After a good 1.5 hours of studying, I was hungry again. I went right for the Chobani. I remembered a while ago, trying Barney Butter smooth almond butter whipped into plain Chobani, so I gave it a go again. It’s delicious! Especially topped with Pure Bliss Eats peanut butter chocolate granola (BLEND swag alert!).
Eventually, it was time to head to the grocery store. I was unable to stop at Trader Joe’s yesterday after work because it was later than expected and they were closed. Bummer. I had to pay more that 19 cents for my bananas.
I did my usual walk around the edges of the grocery store with my reusable bags and easy check-outer device thing that my grocery store offers.
I stocked up one some necessities, as well as some ingredients to make a quick dinner.
Stuff I hate spending money on:
- batteries (for smoke detectors)
- Cottonelle wipes (gotta stay stocked on those!)
- Tide Febreeze Sport
- campari tomatoes
- corn (frozen)
Canned & Dry
- Silk almond & coconut milks (I’ve been getting some crazy coupons lately for those.)
- black beans
- Skippy natural peanut butter
- Hershey’s special dark cocoa powder
- Kashi GoLean Cereal (was on sale, plus it has 10g fiber and 13g protein per serving, whaa!?)

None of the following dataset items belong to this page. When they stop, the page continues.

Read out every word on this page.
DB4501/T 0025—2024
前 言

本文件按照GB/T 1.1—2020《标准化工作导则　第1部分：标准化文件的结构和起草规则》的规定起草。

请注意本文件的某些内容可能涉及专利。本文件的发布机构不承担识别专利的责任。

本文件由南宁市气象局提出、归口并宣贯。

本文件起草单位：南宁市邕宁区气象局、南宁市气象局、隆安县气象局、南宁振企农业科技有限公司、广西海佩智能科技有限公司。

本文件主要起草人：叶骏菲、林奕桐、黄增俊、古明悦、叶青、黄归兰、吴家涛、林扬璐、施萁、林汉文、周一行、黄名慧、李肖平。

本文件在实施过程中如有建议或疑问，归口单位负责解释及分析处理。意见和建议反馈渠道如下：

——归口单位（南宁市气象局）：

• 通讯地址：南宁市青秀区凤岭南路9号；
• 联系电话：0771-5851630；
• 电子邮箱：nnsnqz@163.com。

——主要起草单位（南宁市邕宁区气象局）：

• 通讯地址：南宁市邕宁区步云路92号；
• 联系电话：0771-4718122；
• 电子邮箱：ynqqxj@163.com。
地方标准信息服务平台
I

I immediately started chopping away. First, the watermelon! I may have eaten more than what went into the Tupperware (not really, but you know).
Next, I got started on dinner.
Mexican Couscous Salad
(way more than one serving – I like to make big batches to have for a few days
- 1 can black beans
- 1 bag organic frozen sweet corn
- 8 campari tomatoes, diced
- 1/2 medium vidalia onion, diced
- 1/2 large cucumber, seeded & diced
- 1 large red pepper, diced
- lime juice, enough to coat veggies
- 3 T fresh cilantro, chopped
- cumin, didn’t measure, add it to your liking
- sea salt & pepper to taste
- optional: jalapeno, seeded and diced small
- 2/3 cup (dry measurement) whole wheat couscous, cooked
I cooked 2/3 cup (dry measurement) Bob’s Red Mill whole wheat couscous (Blend swag) on the stove. That’s all I had left in the bag, so that’s all I made! It ended up being just enough to mix into the veggies.

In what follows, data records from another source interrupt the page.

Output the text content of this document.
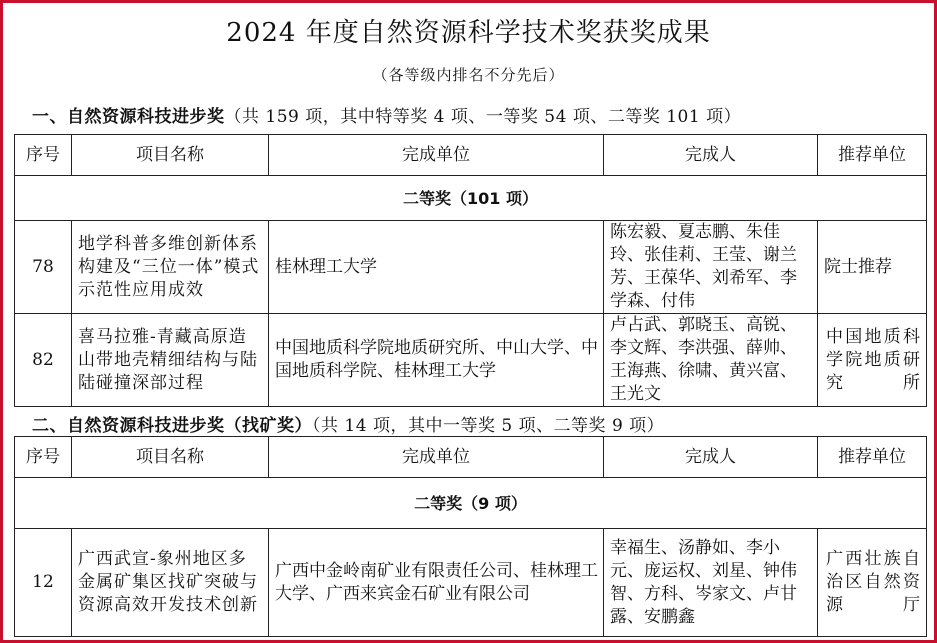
2024 年度自然资源科学技术奖获奖成果
（各等级内排名不分先后）
一、自然资源科技进步奖（共 159 项，其中特等奖 4 项、一等奖 54 项、二等奖 101 项）
序号	项目名称	完成单位	完成人	推荐单位
二等奖（101 项）				
78	地学科普多维创新体系构建及“三位一体”模式示范性应用成效	桂林理工大学	陈宏毅、夏志鹏、朱佳玲、张佳莉、王莹、谢兰芳、王葆华、刘希军、李学森、付伟	院士推荐
82	喜马拉雅-青藏高原造山带地壳精细结构与陆陆碰撞深部过程	中国地质科学院地质研究所、中山大学、中国地质科学院、桂林理工大学	卢占武、郭晓玉、高锐、李文辉、李洪强、薛帅、王海燕、徐啸、黄兴富、王光文	中国地质科学院地质研究所
二、自然资源科技进步奖（找矿奖）（共 14 项，其中一等奖 5 项、二等奖 9 项）
序号	项目名称	完成单位	完成人	推荐单位
二等奖（9 项）				
12	广西武宣-象州地区多金属矿集区找矿突破与资源高效开发技术创新	广西中金岭南矿业有限责任公司、桂林理工大学、广西来宾金石矿业有限公司	幸福生、汤静如、李小元、庞运权、刘星、钟伟智、方科、岑家文、卢甘露、安鹏鑫	广西壮族自治区自然资源厅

*I add diced avocado to each serving individually. If you add it to the mixture and store it in the fridge, the avocado is more likely to turn brown. I use what I need and store the rest of the avocado in an air tight container with the core.
There was pork loin (individually wrapped) in the freezer that I decided to defrost and grill. I spritzed it with olive oil and rubbed a mixture of cumin, paprika, chili powder, sea salt, and pepper on it.
I also ate a side of fresh cut watermelon.
Drizzled with lime juice….try it!
This dinner was probably the best I’ve made in a while. I have another pork loin defrosting for tomorrow & a lot of the mexican couscous salad left.
Now, I definitely need some type of snack or dessert! See you guys tomorrow morning with a fun giveaway!